SEMARANG, halokrw.com – Dunia pendidikan kedokteran kembali tercoreng. Kali ini, skandal besar muncul dari Program Pendidikan Dokter Spesialis (PPDS) Anestesi Universitas Diponegoro (Undip) Semarang. Di tengah kasus perundungan yang menewaskan dr. Aulia Risma Lestari pada Agustus 2024, publik dikejutkan dengan kemunculan nama tersangka utama, dr. Zara Yupita Azra (ZYA), dalam daftar kelulusan Ujian Komprehensif Nasional (Komprenas) kolegium anestesi.
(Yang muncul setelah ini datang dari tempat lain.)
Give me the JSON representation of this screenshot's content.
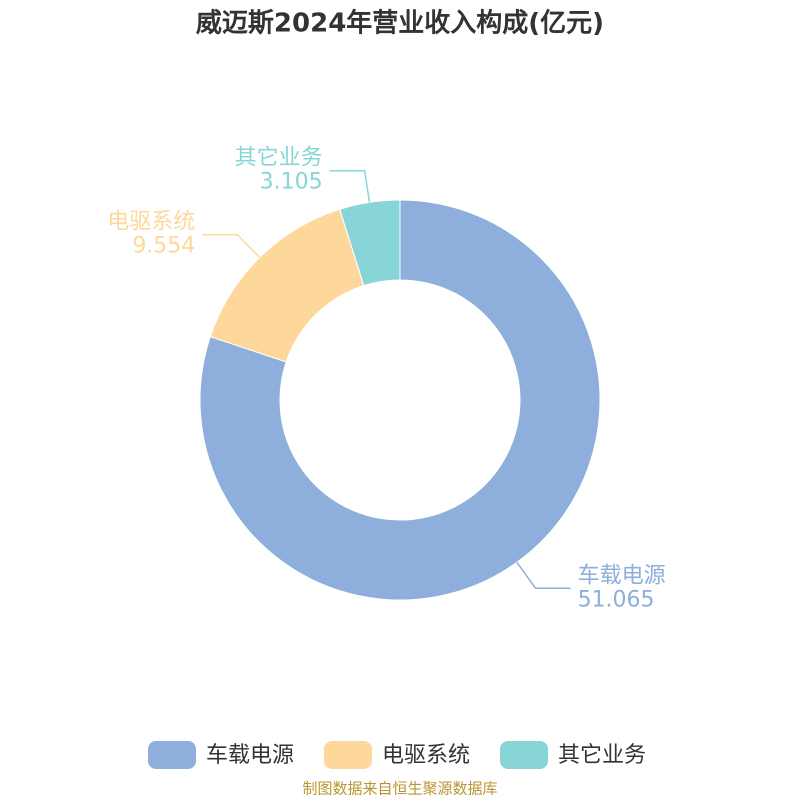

Yang membuat geger, Zara disebut seharusnya baru menyelesaikan pendidikan pada 2026, namun kini dijadwalkan lulus pada Agustus 2025—berbarengan dengan angkatan di atasnya. Prosesnya bahkan disebut-sebut “dikebut” dari berbagai sisi, mulai dari penyelesaian stase, hingga tugas ilmiah.
Di sisi lain, status Zara sebagai tersangka dalam kasus perundungan masih aktif. Ia bersama dr. Taufik Eko Nugroho (Kaprodi Anestesi Undip) dan Sri Mulyani (staf administrasi kampus) telah ditetapkan sebagai tersangka oleh Polda Jawa Tengah atas dugaan kekerasan, eksploitasi, hingga pemerasan yang dialami almarhumah dr. Risma.
Kepada polisi, korban disebut sempat dikunci dalam ruang operasi selama 24 jam, tidak diberi makan dan minum, mengalami tekanan psikis berat, hingga perlakuan yang merendahkan martabat. Sebagian dugaan menyebut korban juga menjadi target pemerasan oleh pihak kampus. Polisi bahkan menyita uang Rp 97 juta dari total perputaran dana mencurigakan yang ditaksir mencapai Rp 2 miliar dalam satu semester.
Kemunculan nama Zara dalam daftar kelulusan Komprenas sontak memicu gelombang kritik dan protes publik. Akun media sosial @drg.mirza membagikan tangkapan layar yang menyatakan bahwa Zara tidak dikenai skorsing, justru seolah mendapat “karpet merah” untuk menyelesaikan studinya lebih cepat.
“Sebagai tersangka, bukannya diskors, malah lulus lebih cepat. Ini mencederai rasa keadilan,” tulis akun tersebut.